Des études ont montré que le SARS-CoV-2 était capable de persister sur différentes surfaces. Il peut survivre une journée sur le bois ou le carton d’emballage, de un à deux jours sur le tissu ou le verre, et de trois à quatre jours sur le plastique et l’acier inoxydable. Sur le cuivre, en revanche, il ne tient pas plus de quatre à huit heures.

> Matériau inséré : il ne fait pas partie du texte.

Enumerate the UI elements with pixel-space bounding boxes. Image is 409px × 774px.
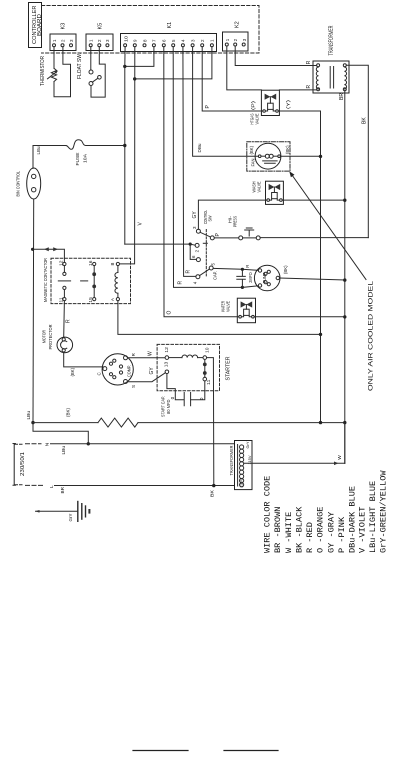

Des chercheurs de l’Université de médecine de Kyoto ont évalué la stabilité du SARS-CoV-2 sur la peau humaine, en le comparant avec celui de la grippe A. Leurs travaux révèlent que le SARS-CoV-2 survit plus longtemps que le virus de la grippe (9 heures en moyenne contre 1,8 heure). Les deux virus sont plus rapidement inactivés lorsqu’ils sont présents sur la peau que sur d’autres surfaces (acier inoxydable, verre ou plastique) : un traitement par l’éthanol à 80 % pendant 15 secondes est suffisant.
Conclusion des chercheurs : une bonne hygiène des mains est importante pour prévenir la propagation des infections par le SARS-CoV-2…
Antiviraux, vaccins : à quelles parties du virus s’attaquent-ils ?
Les recherches se sont concentrées sur certaines des molécules du SARS-CoV-2, en raison de leur rôle dans l’infection.
La glycoprotéine Spike, située à sa surface, a été particulièrement étudiée. Il s’agit en effet non seulement de la « clé » qui permet à ce coronavirus de pénétrer dans nos cellules, mais aussi de la principale cible des anticorps produits par notre organisme lors de l’infection. C’est sur elle que les vaccins en cours de développement sont focalisés. De ce fait, il est nécessaire de bien la caractériser pour s’assurer d’avoir des vaccins efficaces.